The Moral Case for Rage

A memory invades: it is of my first significant, disequilibrating confrontation with the reality of human evil. At four or five-years-old I had descended the stairs in our old family home to find my father watching a telecast of what I would realize years later to be Les Miserables. Unsettled by the depiction of a savage-looking, chain-bound convict toiling in backbreaking labor, I took him to be a “bad man.” When I learned, rather, that he was imprisoned for stealing bread to feed his starving family I was distressed, bewildered, threatened, and angry, and did what a child can do in such moments: I made a noise like a muffled howl and stumbled away in tears. I intuited, though I could not have then articulated, a three-tiered indication that all is not right in our world: that what-ought-not-to- be often is; that I yearn for the way things ought to be; and that there resides within me a consequent moral indignation that strikes like tinder at what-ought-not-to-be and determines to find remedy.

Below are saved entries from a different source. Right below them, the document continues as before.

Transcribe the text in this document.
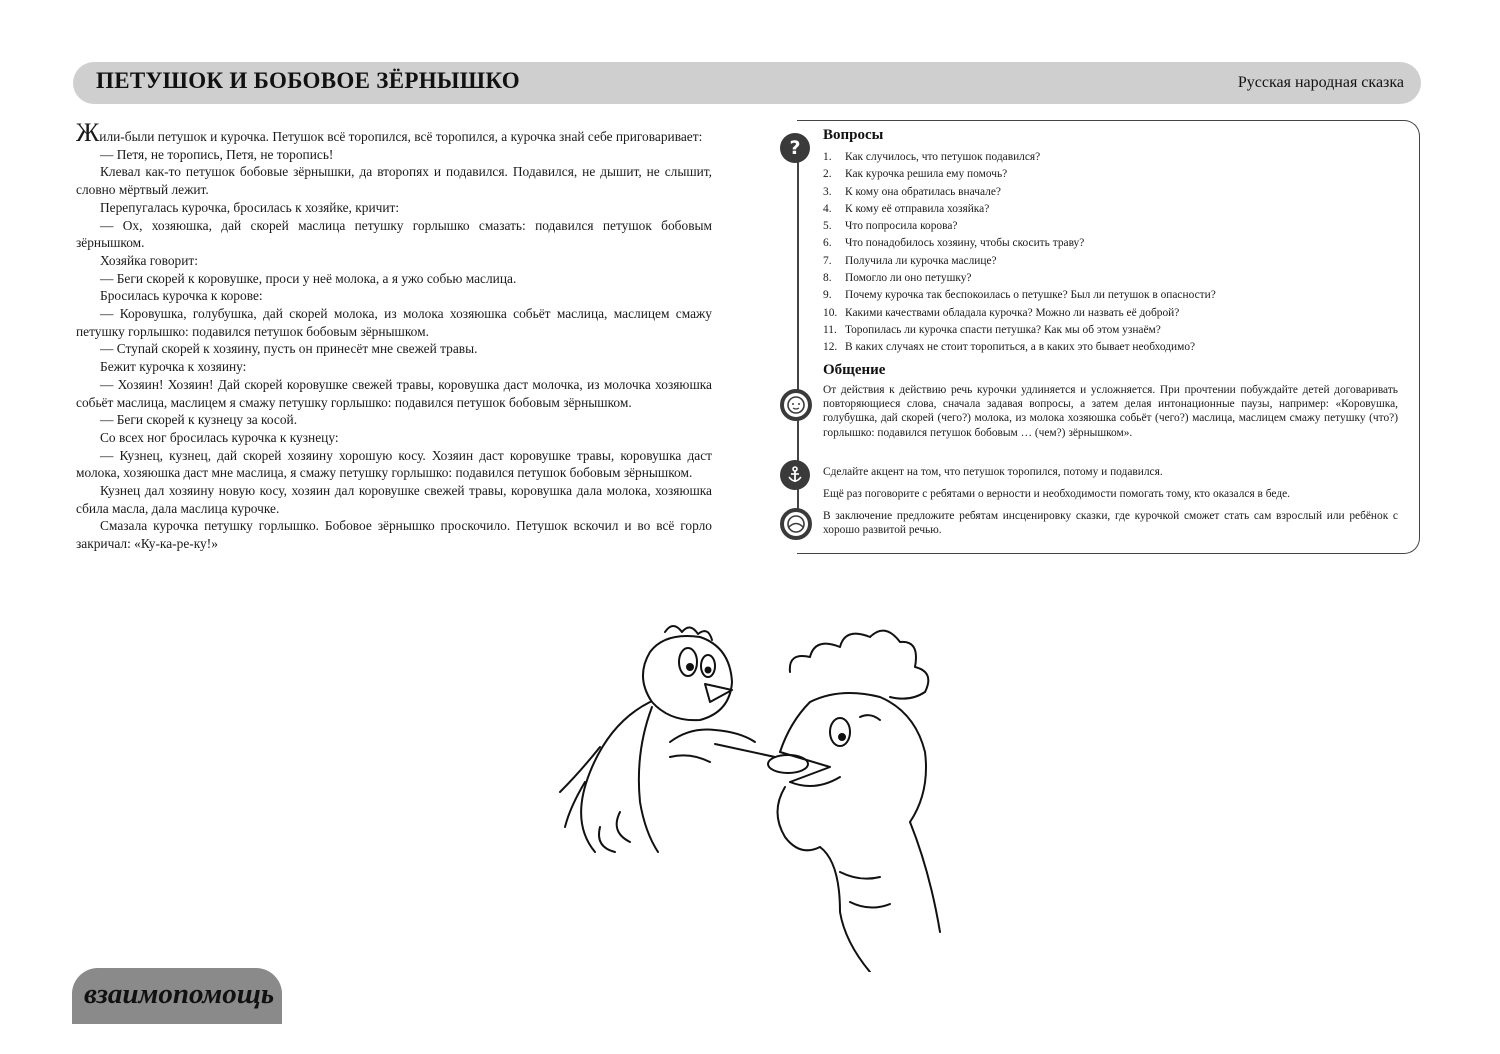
ПЕТУШОК И БОБОВОЕ ЗЁРНЫШКО	Русская народная сказка

Жили-были петушок и курочка. Петушок всё торопился, всё торопился, а курочка знай себе приговаривает:

— Петя, не торопись, Петя, не торопись!

Клевал как-то петушок бобовые зёрнышки, да второпях и подавился. Подавился, не дышит, не слышит, словно мёртвый лежит.

Перепугалась курочка, бросилась к хозяйке, кричит:

— Ох, хозяюшка, дай скорей маслица петушку горлышко смазать: подавился петушок бобовым зёрнышком.

Хозяйка говорит:

— Беги скорей к коровушке, проси у неё молока, а я ужо собью маслица.

Бросилась курочка к корове:

— Коровушка, голубушка, дай скорей молока, из молока хозяюшка собьёт маслица, маслицем смажу петушку горлышко: подавился петушок бобовым зёрнышком.

— Ступай скорей к хозяину, пусть он принесёт мне свежей травы.

Бежит курочка к хозяину:

— Хозяин! Хозяин! Дай скорей коровушке свежей травы, коровушка даст молочка, из молочка хозяюшка собьёт маслица, маслицем я смажу петушку горлышко: подавился петушок бобовым зёрнышком.

— Беги скорей к кузнецу за косой.

Со всех ног бросилась курочка к кузнецу:

— Кузнец, кузнец, дай скорей хозяину хорошую косу. Хозяин даст коровушке травы, коровушка даст молока, хозяюшка даст мне маслица, я смажу петушку горлышко: подавился петушок бобовым зёрнышком.

Кузнец дал хозяину новую косу, хозяин дал коровушке свежей травы, коровушка дала молока, хозяюшка сбила масла, дала маслица курочке.

Смазала курочка петушку горлышко. Бобовое зёрнышко проскочило. Петушок вскочил и во всё горло закричал: «Ку-ка-ре-ку!»

?
Вопросы
1.	Как случилось, что петушок подавился?
2.	Как курочка решила ему помочь?
3.	К кому она обратилась вначале?
4.	К кому её отправила хозяйка?
5.	Что попросила корова?
6.	Что понадобилось хозяину, чтобы скосить траву?
7.	Получила ли курочка маслице?
8.	Помогло ли оно петушку?
9.	Почему курочка так беспокоилась о петушке? Был ли петушок в опасности?
10. Какими качествами обладала курочка? Можно ли назвать её доброй?
11. Торопилась ли курочка спасти петушка? Как мы об этом узнаём?
12. В каких случаях не стоит торопиться, а в каких это бывает необходимо?
Общение

От действия к действию речь курочки удлиняется и усложняется. При прочтении побуждайте детей договаривать повторяющиеся слова, сначала задавая вопросы, а затем делая интонационные паузы, например: «Коровушка, голубушка, дай скорей (чего?) молока, из молока хозяюшка собьёт (чего?) маслица, маслицем смажу петушку (что?) горлышко: подавился петушок бобовым … (чем?) зёрнышком».

Сделайте акцент на том, что петушок торопился, потому и подавился.

Ещё раз поговорите с ребятами о верности и необходимости помогать тому, кто оказался в беде.

В заключение предложите ребятам инсценировку сказки, где курочкой сможет стать сам взрослый или ребёнок с хорошо развитой речью.

взаимопомощь
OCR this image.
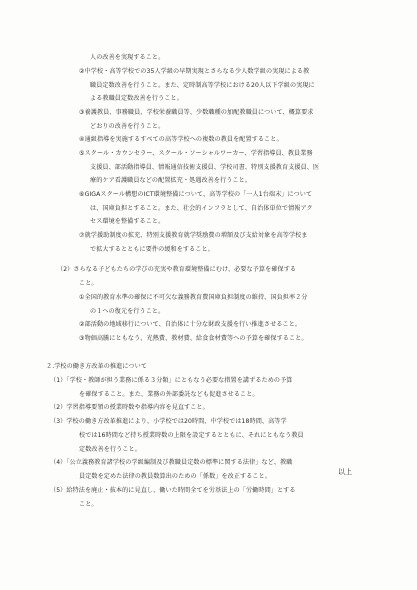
人の改善を実現すること。
②中学校・高等学校での35人学級の早期実現とさらなる少人数学級の実現による教
職員定数改善を行うこと。また、定時制高等学校における20人以下学級の実現に
よる教職員定数改善を行うこと。
③養護教員、事務職員、学校栄養職員等、少数職種の加配教職員について、概算要求
どおりの改善を行うこと。
④通級指導を実施するすべての高等学校への複数の教員を配置すること。
⑤スクール・カウンセラー、スクール・ソーシャルワーカー、学習指導員、教員業務
支援員、部活動指導員、情報通信技術支援員、学校司書、特別支援教育支援員、医
療的ケア看護職員などの配置拡充・処遇改善を行うこと。
⑥GIGAスクール構想のICT環境整備について、高等学校の「一人1台端末」について
は、国庫負担とすること。また、社会的インフラとして、自治体単位で情報アク
セス環境を整備すること。
⑦就学援助制度の拡充、特別支援教育就学奨励費の増額及び支給対象を高等学校ま
で拡大するとともに要件の緩和をすること。
（2）さらなる子どもたちの学びの充実や教育環境整備にむけ、必要な予算を確保する
こと。
①全国的教育水準の確保に不可欠な義務教育費国庫負担制度の維持、国負担率２分
の１への復元を行うこと。
②部活動の地域移行について、自治体に十分な財政支援を行い推進させること。
③物価高騰にともなう、光熱費、教材費、給食食材費等への予算を確保すること。
２.学校の働き方改革の推進について
（1）「学校・教師が担う業務に係る３分類」にともなう必要な措置を講ずるための予算
を確保すること。また、業務の外部委託なども促進させること。
（2）学習指導要領の授業時数や指導内容を見直すこと。
（3）学校の働き方改革推進により、小学校では20時間、中学校では18時間、高等学
校では16時間など持ち授業時数の上限を設定するとともに、それにともなう教員
定数改善を行うこと。
（4）「公立義務教育諸学校の学級編制及び教職員定数の標準に関する法律」など、教職
員定数を定めた法律の教員数算出のための「係数」を改正すること。
（5）給特法を廃止・抜本的に見直し、働いた時間全てを労基法上の「労働時間」とする
こと。
以上
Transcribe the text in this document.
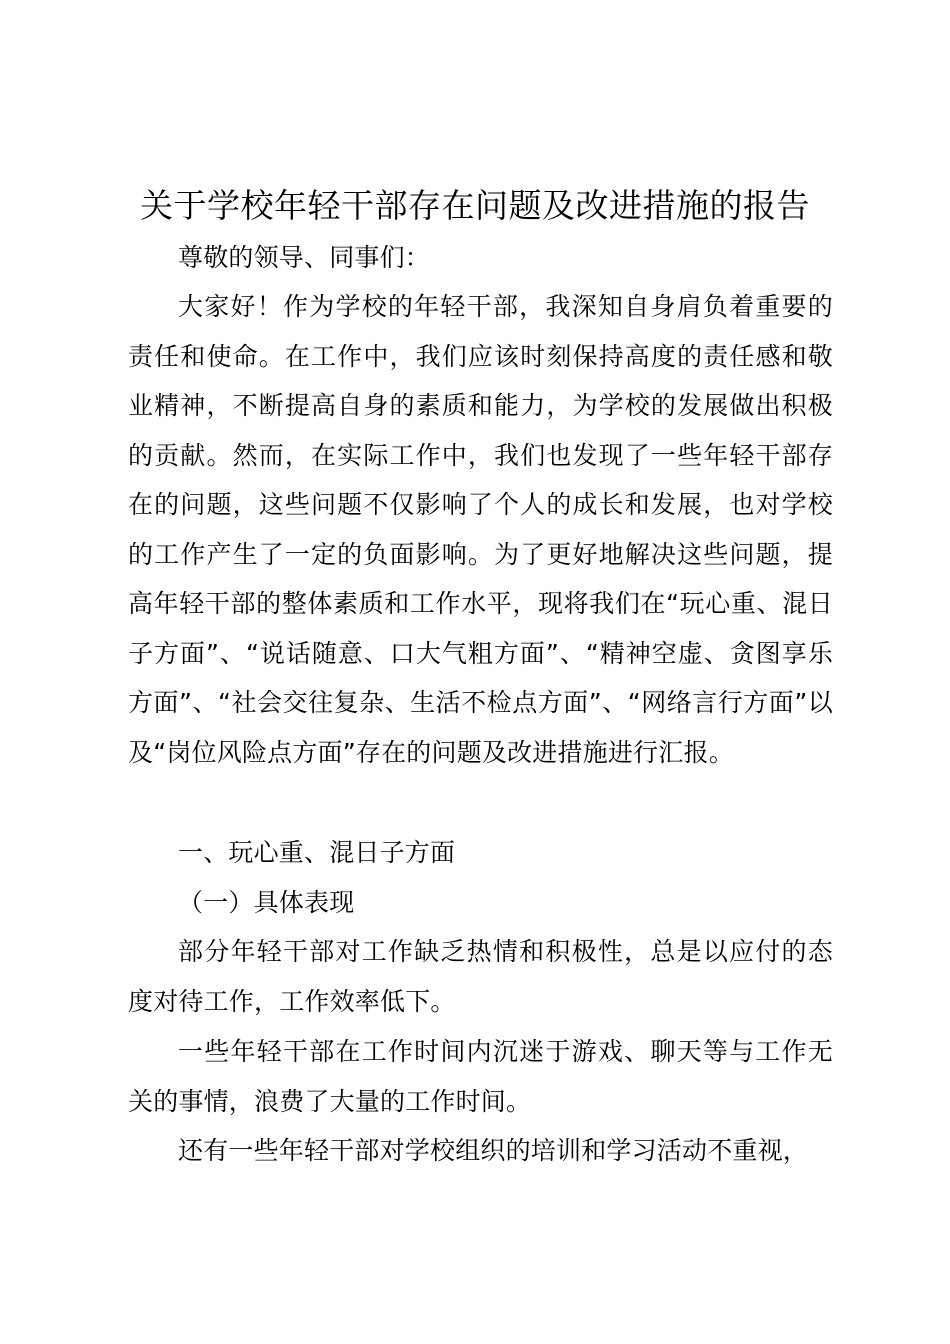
关于学校年轻干部存在问题及改进措施的报告
尊敬的领导、同事们：
大家好！作为学校的年轻干部，我深知自身肩负着重要的责任和使命。在工作中，我们应该时刻保持高度的责任感和敬业精神，不断提高自身的素质和能力，为学校的发展做出积极的贡献。然而，在实际工作中，我们也发现了一些年轻干部存在的问题，这些问题不仅影响了个人的成长和发展，也对学校的工作产生了一定的负面影响。为了更好地解决这些问题，提高年轻干部的整体素质和工作水平，现将我们在“玩心重、混日子方面”、“说话随意、口大气粗方面”、“精神空虚、贪图享乐方面”、“社会交往复杂、生活不检点方面”、“网络言行方面”以及“岗位风险点方面”存在的问题及改进措施进行汇报。
一、玩心重、混日子方面
（一）具体表现
部分年轻干部对工作缺乏热情和积极性，总是以应付的态度对待工作，工作效率低下。
一些年轻干部在工作时间内沉迷于游戏、聊天等与工作无关的事情，浪费了大量的工作时间。
还有一些年轻干部对学校组织的培训和学习活动不重视，
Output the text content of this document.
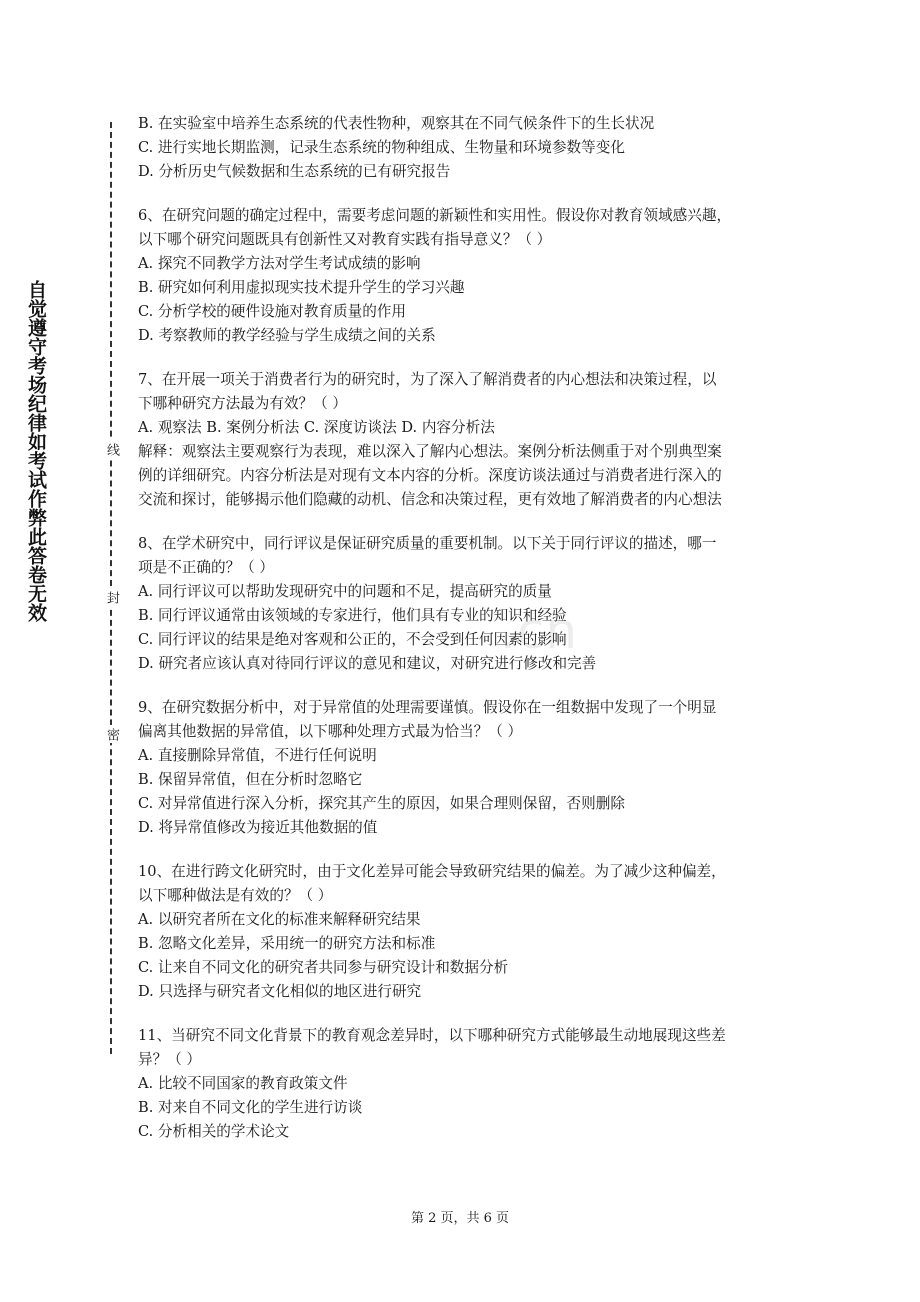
自觉遵守考场纪律如考试作弊此答卷无效	线
封
密
.cn
B. 在实验室中培养生态系统的代表性物种，观察其在不同气候条件下的生长状况
C. 进行实地长期监测，记录生态系统的物种组成、生物量和环境参数等变化
D. 分析历史气候数据和生态系统的已有研究报告
6、在研究问题的确定过程中，需要考虑问题的新颖性和实用性。假设你对教育领域感兴趣，
以下哪个研究问题既具有创新性又对教育实践有指导意义？（ ）
A. 探究不同教学方法对学生考试成绩的影响
B. 研究如何利用虚拟现实技术提升学生的学习兴趣
C. 分析学校的硬件设施对教育质量的作用
D. 考察教师的教学经验与学生成绩之间的关系
7、在开展一项关于消费者行为的研究时，为了深入了解消费者的内心想法和决策过程，以
下哪种研究方法最为有效？（ ）
A. 观察法 B. 案例分析法 C. 深度访谈法 D. 内容分析法
解释：观察法主要观察行为表现，难以深入了解内心想法。案例分析法侧重于对个别典型案
例的详细研究。内容分析法是对现有文本内容的分析。深度访谈法通过与消费者进行深入的
交流和探讨，能够揭示他们隐藏的动机、信念和决策过程，更有效地了解消费者的内心想法
8、在学术研究中，同行评议是保证研究质量的重要机制。以下关于同行评议的描述，哪一
项是不正确的？（ ）
A. 同行评议可以帮助发现研究中的问题和不足，提高研究的质量
B. 同行评议通常由该领域的专家进行，他们具有专业的知识和经验
C. 同行评议的结果是绝对客观和公正的，不会受到任何因素的影响
D. 研究者应该认真对待同行评议的意见和建议，对研究进行修改和完善
9、在研究数据分析中，对于异常值的处理需要谨慎。假设你在一组数据中发现了一个明显
偏离其他数据的异常值，以下哪种处理方式最为恰当？（ ）
A. 直接删除异常值，不进行任何说明
B. 保留异常值，但在分析时忽略它
C. 对异常值进行深入分析，探究其产生的原因，如果合理则保留，否则删除
D. 将异常值修改为接近其他数据的值
10、在进行跨文化研究时，由于文化差异可能会导致研究结果的偏差。为了减少这种偏差，
以下哪种做法是有效的？（ ）
A. 以研究者所在文化的标准来解释研究结果
B. 忽略文化差异，采用统一的研究方法和标准
C. 让来自不同文化的研究者共同参与研究设计和数据分析
D. 只选择与研究者文化相似的地区进行研究
11、当研究不同文化背景下的教育观念差异时，以下哪种研究方式能够最生动地展现这些差
异？（ ）
A. 比较不同国家的教育政策文件
B. 对来自不同文化的学生进行访谈
C. 分析相关的学术论文
第 2 页，共 6 页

Rage matters. I am not talking here about a directionless passion lashing out without scruples and destroying everything within reach. There is a rage, a white-hot indignation, which does not initiate but is ignited by, directed toward, and proportionately reactive to a profoundly disordering injustice. This is to say that, on particular occasions, rage is appropriate because it is rational. Following Augustine, the late political theorist Jean Bethke Elshtain understood emotions could be a mode of thought, embodied thought, that bore epistemological significance – helping us to know what we cannot help knowing. She understood we must not end with emotions but neither ought we to discount them. We need to pay attention to what we find “offensive,” “repulsive, “and distasteful” for it might signal to us that something really fundamental has been violated.